Laheria Style in Bandhani
Laheria in Bandhani is quite in style and refers to the wavy pattern of a fabric processed in the tie and dye technique. The material is rolled diagonally and certain portions resisted by lightly binding threads at a short distance from one another before the cloth is dyed. The process of dyeing is repeated until the requisite number of colour is obtained. For a chequered pattern the fabric is opened and diagonally rolled again from the opposite corners, the rest of the process remains the same. The printing of residue on cloth with coloured powder, gold or silver dust is known as khari or tinsel work.
Sevo Bandhavo in Bandhani
Tying of the border in the Bandhani is a special process known as sevo bandhavo. The border is tied according to the desired pattern by passing the thread from one end to the other in loose stitch so as to bring the entire portion together by pulling the thread from one end. The border portion is then covered up. This process is especially used to make sarees and have broad matching and contrasting borders. The style is applied to the pallus too. This tradition in India of Bandhani print dresses is practised in Jamnagar, in the state of Gujarat and also in Rajasthan.

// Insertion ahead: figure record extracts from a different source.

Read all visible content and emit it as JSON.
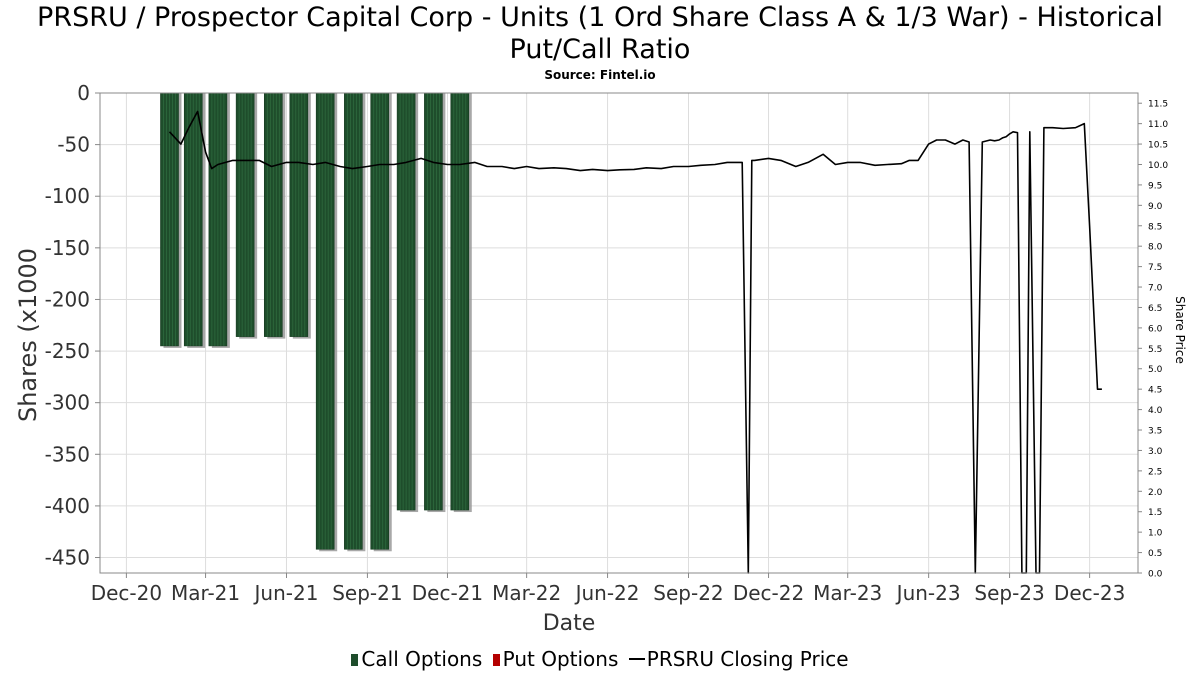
{
  "title_line1": "PRSRU / Prospector Capital Corp - Units (1 Ord Share Class A & 1/3 War) - Historical",
  "title_line2": "Put/Call Ratio",
  "subtitle": "Source: Fintel.io",
  "legend": {
    "call": "Call Options",
    "put": "Put Options",
    "price": "PRSRU Closing Price"
  },
  "colors": {
    "call": "#1e4d2b",
    "put": "#b40000",
    "price": "#000000",
    "grid": "#dddddd",
    "bar_shadow": "#999999"
  },
  "chart_data": {
    "type": "bar",
    "xlabel": "Date",
    "ylabel": "Shares (x1000",
    "y2label": "Share Price",
    "ylim": [
      -465,
      0
    ],
    "y2lim": [
      0,
      11.75
    ],
    "grid": true,
    "legend_position": "bottom",
    "x_range": [
      "2020-11-01",
      "2024-01-25"
    ],
    "x_ticks": [
      {
        "date": "2020-12-01",
        "label": "Dec-20"
      },
      {
        "date": "2021-03-01",
        "label": "Mar-21"
      },
      {
        "date": "2021-06-01",
        "label": "Jun-21"
      },
      {
        "date": "2021-09-01",
        "label": "Sep-21"
      },
      {
        "date": "2021-12-01",
        "label": "Dec-21"
      },
      {
        "date": "2022-03-01",
        "label": "Mar-22"
      },
      {
        "date": "2022-06-01",
        "label": "Jun-22"
      },
      {
        "date": "2022-09-01",
        "label": "Sep-22"
      },
      {
        "date": "2022-12-01",
        "label": "Dec-22"
      },
      {
        "date": "2023-03-01",
        "label": "Mar-23"
      },
      {
        "date": "2023-06-01",
        "label": "Jun-23"
      },
      {
        "date": "2023-09-01",
        "label": "Sep-23"
      },
      {
        "date": "2023-12-01",
        "label": "Dec-23"
      }
    ],
    "y_ticks": [
      0,
      -50,
      -100,
      -150,
      -200,
      -250,
      -300,
      -350,
      -400,
      -450
    ],
    "y2_ticks": [
      "0.0",
      "0.5",
      "1.0",
      "1.5",
      "2.0",
      "2.5",
      "3.0",
      "3.5",
      "4.0",
      "4.5",
      "5.0",
      "5.5",
      "6.0",
      "6.5",
      "7.0",
      "7.5",
      "8.0",
      "8.5",
      "9.0",
      "9.5",
      "10.0",
      "10.5",
      "11.0",
      "11.5"
    ],
    "call_series": {
      "name": "Call Options",
      "dates": [
        "2021-01-19",
        "2021-02-15",
        "2021-03-15",
        "2021-04-15",
        "2021-05-17",
        "2021-06-15",
        "2021-07-15",
        "2021-08-16",
        "2021-09-15",
        "2021-10-15",
        "2021-11-15",
        "2021-12-15"
      ],
      "values": [
        -245,
        -245,
        -245,
        -236,
        -236,
        -236,
        -442,
        -442,
        -442,
        -404,
        -404,
        -404
      ]
    },
    "put_series": {
      "name": "Put Options",
      "dates": [],
      "values": []
    },
    "price_series": {
      "name": "PRSRU Closing Price",
      "dates": [
        "2021-01-19",
        "2021-02-01",
        "2021-02-10",
        "2021-02-20",
        "2021-03-01",
        "2021-03-08",
        "2021-03-15",
        "2021-04-01",
        "2021-04-15",
        "2021-05-01",
        "2021-05-15",
        "2021-06-01",
        "2021-06-15",
        "2021-07-01",
        "2021-07-15",
        "2021-08-01",
        "2021-08-15",
        "2021-09-01",
        "2021-09-15",
        "2021-10-01",
        "2021-10-15",
        "2021-11-01",
        "2021-11-15",
        "2021-12-01",
        "2021-12-15",
        "2022-01-01",
        "2022-01-15",
        "2022-02-01",
        "2022-02-15",
        "2022-03-01",
        "2022-03-15",
        "2022-04-01",
        "2022-04-15",
        "2022-05-01",
        "2022-05-15",
        "2022-06-01",
        "2022-06-15",
        "2022-07-01",
        "2022-07-15",
        "2022-08-01",
        "2022-08-15",
        "2022-09-01",
        "2022-09-15",
        "2022-10-01",
        "2022-10-15",
        "2022-11-01",
        "2022-11-08",
        "2022-11-12",
        "2022-11-15",
        "2022-12-01",
        "2022-12-15",
        "2023-01-01",
        "2023-01-15",
        "2023-02-01",
        "2023-02-15",
        "2023-03-01",
        "2023-03-15",
        "2023-04-01",
        "2023-04-15",
        "2023-05-01",
        "2023-05-10",
        "2023-05-20",
        "2023-06-01",
        "2023-06-10",
        "2023-06-20",
        "2023-07-01",
        "2023-07-10",
        "2023-07-17",
        "2023-07-24",
        "2023-08-01",
        "2023-08-10",
        "2023-08-15",
        "2023-08-20",
        "2023-08-24",
        "2023-08-28",
        "2023-09-01",
        "2023-09-05",
        "2023-09-10",
        "2023-09-15",
        "2023-09-20",
        "2023-09-24",
        "2023-10-01",
        "2023-10-05",
        "2023-10-10",
        "2023-10-20",
        "2023-11-01",
        "2023-11-15",
        "2023-11-25",
        "2023-12-01",
        "2023-12-10",
        "2023-12-15"
      ],
      "values": [
        10.8,
        10.5,
        10.9,
        11.3,
        10.3,
        9.9,
        10.0,
        10.1,
        10.1,
        10.1,
        9.95,
        10.05,
        10.05,
        10.0,
        10.05,
        9.95,
        9.9,
        9.95,
        10.0,
        10.0,
        10.05,
        10.15,
        10.05,
        10.0,
        10.0,
        10.05,
        9.95,
        9.95,
        9.9,
        9.95,
        9.9,
        9.92,
        9.9,
        9.85,
        9.88,
        9.85,
        9.87,
        9.88,
        9.92,
        9.9,
        9.95,
        9.95,
        9.98,
        10.0,
        10.05,
        10.05,
        0.0,
        10.1,
        10.1,
        10.15,
        10.1,
        9.95,
        10.05,
        10.25,
        10.0,
        10.05,
        10.05,
        9.98,
        10.0,
        10.02,
        10.1,
        10.1,
        10.5,
        10.6,
        10.6,
        10.5,
        10.6,
        10.55,
        0.0,
        10.55,
        10.6,
        10.58,
        10.6,
        10.65,
        10.68,
        10.75,
        10.8,
        10.78,
        0.0,
        0.0,
        10.8,
        0.0,
        0.0,
        10.9,
        10.9,
        10.88,
        10.9,
        11.0,
        8.5,
        4.5,
        4.5
      ],
      "note_style": "line"
    }
  }
}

Bandhani has become a popular tie and dye all over the country. The art work is used for various occasions and imparts new meaning. Bandhani Woollen shawls are tie - dyed work which are presented by the khatris and worn by Rabari women. Suhagadi - yellow dots on chocolate brown is worn after marriage and before a woman first born, while the satbanteli red dots on black is worn after her first child. The bagida pattern and colour combination is traditionally worn only by harijan women. The common design in Bandhani is chains of grains represented by dots on the body called the dana pattern.
Bandhani designed apparels
The work of Bandhani has attracted not only women but it is popular among the men too. The women apparels possess beautiful bandhani work and the dresses of men also feature the opulence of the art form. The garments that take in the gorgeous work of Bandhani include Sarees, woollens, shawls, scarves, handkerchiefs, dupattas, odhnis, turbans, suhagadi, satbanteli, Bed-spreads, table cloths, jajams (floor-coverings), quilt covers, bed - cover, lungis, chunaries and pillya.